I’d built a Prometheus exporter for Exoscale, allowing me to visualize cloud spending and resource usage from a central location alongside AWS and DigitalOcean.

The Exoscale exporter is built using Go and leverages the latest version of Exoscale’s Go API, egoscale v3 and includes basic integration tests and automatic package building for all major platforms and architectures.

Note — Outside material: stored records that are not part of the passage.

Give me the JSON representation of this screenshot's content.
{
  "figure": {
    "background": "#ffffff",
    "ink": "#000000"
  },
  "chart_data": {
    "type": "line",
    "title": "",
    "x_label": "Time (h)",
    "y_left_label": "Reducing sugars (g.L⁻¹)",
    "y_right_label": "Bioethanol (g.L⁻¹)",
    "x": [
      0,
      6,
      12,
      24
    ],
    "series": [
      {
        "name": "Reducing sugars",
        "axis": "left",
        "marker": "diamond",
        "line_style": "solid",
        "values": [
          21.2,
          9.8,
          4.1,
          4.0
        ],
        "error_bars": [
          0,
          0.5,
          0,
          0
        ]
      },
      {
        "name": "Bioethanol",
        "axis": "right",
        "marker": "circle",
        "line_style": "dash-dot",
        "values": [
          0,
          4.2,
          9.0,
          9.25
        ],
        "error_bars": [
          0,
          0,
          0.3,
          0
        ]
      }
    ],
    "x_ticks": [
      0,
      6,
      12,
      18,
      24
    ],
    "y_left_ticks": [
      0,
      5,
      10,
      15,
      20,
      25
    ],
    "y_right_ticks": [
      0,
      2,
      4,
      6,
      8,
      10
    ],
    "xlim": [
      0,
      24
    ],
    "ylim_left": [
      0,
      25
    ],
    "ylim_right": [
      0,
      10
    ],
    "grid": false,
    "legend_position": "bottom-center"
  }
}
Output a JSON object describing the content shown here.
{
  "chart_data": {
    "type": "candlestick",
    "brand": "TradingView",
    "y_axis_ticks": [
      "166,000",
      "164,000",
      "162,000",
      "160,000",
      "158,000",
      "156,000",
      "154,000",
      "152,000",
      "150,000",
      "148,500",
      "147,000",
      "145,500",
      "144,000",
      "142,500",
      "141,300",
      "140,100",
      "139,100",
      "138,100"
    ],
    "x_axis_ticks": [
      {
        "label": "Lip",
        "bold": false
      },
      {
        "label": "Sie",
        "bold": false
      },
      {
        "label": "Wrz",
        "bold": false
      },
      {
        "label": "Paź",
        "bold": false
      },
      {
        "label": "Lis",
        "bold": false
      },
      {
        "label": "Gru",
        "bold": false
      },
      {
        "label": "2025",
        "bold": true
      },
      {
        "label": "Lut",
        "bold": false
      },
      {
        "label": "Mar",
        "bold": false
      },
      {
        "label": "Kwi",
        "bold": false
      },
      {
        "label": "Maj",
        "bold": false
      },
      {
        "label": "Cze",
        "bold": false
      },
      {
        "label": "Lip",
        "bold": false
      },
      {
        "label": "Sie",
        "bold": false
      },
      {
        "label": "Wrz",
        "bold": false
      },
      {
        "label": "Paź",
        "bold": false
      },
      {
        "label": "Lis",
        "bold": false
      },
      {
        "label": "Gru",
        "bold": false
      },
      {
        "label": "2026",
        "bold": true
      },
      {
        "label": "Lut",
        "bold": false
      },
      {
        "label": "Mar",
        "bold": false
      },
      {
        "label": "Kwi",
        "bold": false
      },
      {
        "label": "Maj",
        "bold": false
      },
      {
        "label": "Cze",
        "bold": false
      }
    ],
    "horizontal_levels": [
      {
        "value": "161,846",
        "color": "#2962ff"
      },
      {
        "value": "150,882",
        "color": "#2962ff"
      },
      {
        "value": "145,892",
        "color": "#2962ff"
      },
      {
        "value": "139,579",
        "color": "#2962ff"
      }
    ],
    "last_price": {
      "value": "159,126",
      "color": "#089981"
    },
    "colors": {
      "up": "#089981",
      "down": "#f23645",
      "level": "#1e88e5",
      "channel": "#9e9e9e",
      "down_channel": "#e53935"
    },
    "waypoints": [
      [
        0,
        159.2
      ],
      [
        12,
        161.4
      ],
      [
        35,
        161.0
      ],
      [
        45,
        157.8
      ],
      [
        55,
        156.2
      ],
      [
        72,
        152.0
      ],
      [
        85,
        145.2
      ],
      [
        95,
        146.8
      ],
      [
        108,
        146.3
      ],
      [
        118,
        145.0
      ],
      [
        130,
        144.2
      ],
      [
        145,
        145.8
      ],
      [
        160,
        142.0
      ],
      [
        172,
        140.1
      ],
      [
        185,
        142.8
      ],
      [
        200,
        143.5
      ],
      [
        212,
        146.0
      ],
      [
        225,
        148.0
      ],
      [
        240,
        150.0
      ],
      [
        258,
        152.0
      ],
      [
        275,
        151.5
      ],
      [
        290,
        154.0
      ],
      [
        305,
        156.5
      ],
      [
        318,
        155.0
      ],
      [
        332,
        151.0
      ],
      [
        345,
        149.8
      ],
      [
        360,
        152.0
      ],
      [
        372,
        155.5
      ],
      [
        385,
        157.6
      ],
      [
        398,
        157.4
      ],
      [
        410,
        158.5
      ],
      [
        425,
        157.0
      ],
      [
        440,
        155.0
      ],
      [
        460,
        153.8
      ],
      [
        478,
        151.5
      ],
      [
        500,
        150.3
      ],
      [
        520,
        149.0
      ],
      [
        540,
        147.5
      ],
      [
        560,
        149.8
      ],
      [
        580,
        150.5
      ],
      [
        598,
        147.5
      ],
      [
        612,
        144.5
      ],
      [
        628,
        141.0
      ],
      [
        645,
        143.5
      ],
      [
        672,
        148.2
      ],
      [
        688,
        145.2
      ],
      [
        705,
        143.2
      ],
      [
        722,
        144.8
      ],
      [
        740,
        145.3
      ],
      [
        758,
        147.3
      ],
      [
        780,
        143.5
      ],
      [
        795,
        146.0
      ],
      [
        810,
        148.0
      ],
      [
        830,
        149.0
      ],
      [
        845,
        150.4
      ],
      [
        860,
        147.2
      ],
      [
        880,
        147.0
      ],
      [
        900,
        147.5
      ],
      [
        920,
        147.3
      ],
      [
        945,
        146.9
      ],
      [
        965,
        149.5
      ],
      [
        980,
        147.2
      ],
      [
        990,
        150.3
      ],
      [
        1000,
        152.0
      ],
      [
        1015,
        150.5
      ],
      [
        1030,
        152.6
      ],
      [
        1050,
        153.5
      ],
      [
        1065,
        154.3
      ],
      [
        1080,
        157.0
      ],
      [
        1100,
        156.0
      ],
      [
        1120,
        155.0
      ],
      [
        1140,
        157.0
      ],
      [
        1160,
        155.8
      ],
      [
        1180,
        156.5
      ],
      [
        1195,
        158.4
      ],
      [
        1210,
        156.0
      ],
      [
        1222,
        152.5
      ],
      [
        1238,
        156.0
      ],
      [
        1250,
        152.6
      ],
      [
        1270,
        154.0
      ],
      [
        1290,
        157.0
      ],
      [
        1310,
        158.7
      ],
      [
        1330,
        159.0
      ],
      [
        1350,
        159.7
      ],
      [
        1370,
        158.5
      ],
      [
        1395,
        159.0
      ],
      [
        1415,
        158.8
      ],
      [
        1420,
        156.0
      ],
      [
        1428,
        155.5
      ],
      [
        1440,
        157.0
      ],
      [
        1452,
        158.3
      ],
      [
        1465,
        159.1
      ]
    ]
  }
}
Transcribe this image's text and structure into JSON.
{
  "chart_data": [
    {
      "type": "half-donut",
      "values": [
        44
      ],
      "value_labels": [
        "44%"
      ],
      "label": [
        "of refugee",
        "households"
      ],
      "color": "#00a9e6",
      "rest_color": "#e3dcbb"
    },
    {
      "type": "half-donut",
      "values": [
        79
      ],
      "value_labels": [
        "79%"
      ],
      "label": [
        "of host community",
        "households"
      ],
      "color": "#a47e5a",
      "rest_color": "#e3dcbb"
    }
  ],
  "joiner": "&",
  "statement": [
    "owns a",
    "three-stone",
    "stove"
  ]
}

Some of the metrics exported are;

  • Organization Information: Usage, Address, API Keys
  • Compute Resource Summary: Instances, Kubernetes, Node Pools
  • Storage Resource Summary: SOS Buckets & Usage, Block Volumes
  • Networking Resource Summary: Domain & Records, Load Balancers

By integrating organizational data from Exoscale into the Prometheus ecosystem, I can now configure alerts for spending or resource usage on either Exoscale specifically or for all platforms using AlertManager.

I can also identify where I may have left resources behind using Grafana, in the event I’m manually creating them or my IaC executions didn’t do a proper clean-up.

Metric Browser in Grafana; Showing some values exported from the Exporter

I decided to deploy the exporter to my Kubernetes cluster, scraping based on the default interval of 2 minutes. This is roughly a good balance between;

  • When a new billing amount gets updated (hourly)
  • How often infrastructure elements themselves gets updated (could be on a minutely-basis)
  • How much data gets consumed by the time-series

I chose Kubernetes cluster rather than a server-less solution or a dedicated VM so that I can optimize the costs of running the exporter by sharing resources, in addition to abstracting the cloud provider away from the application.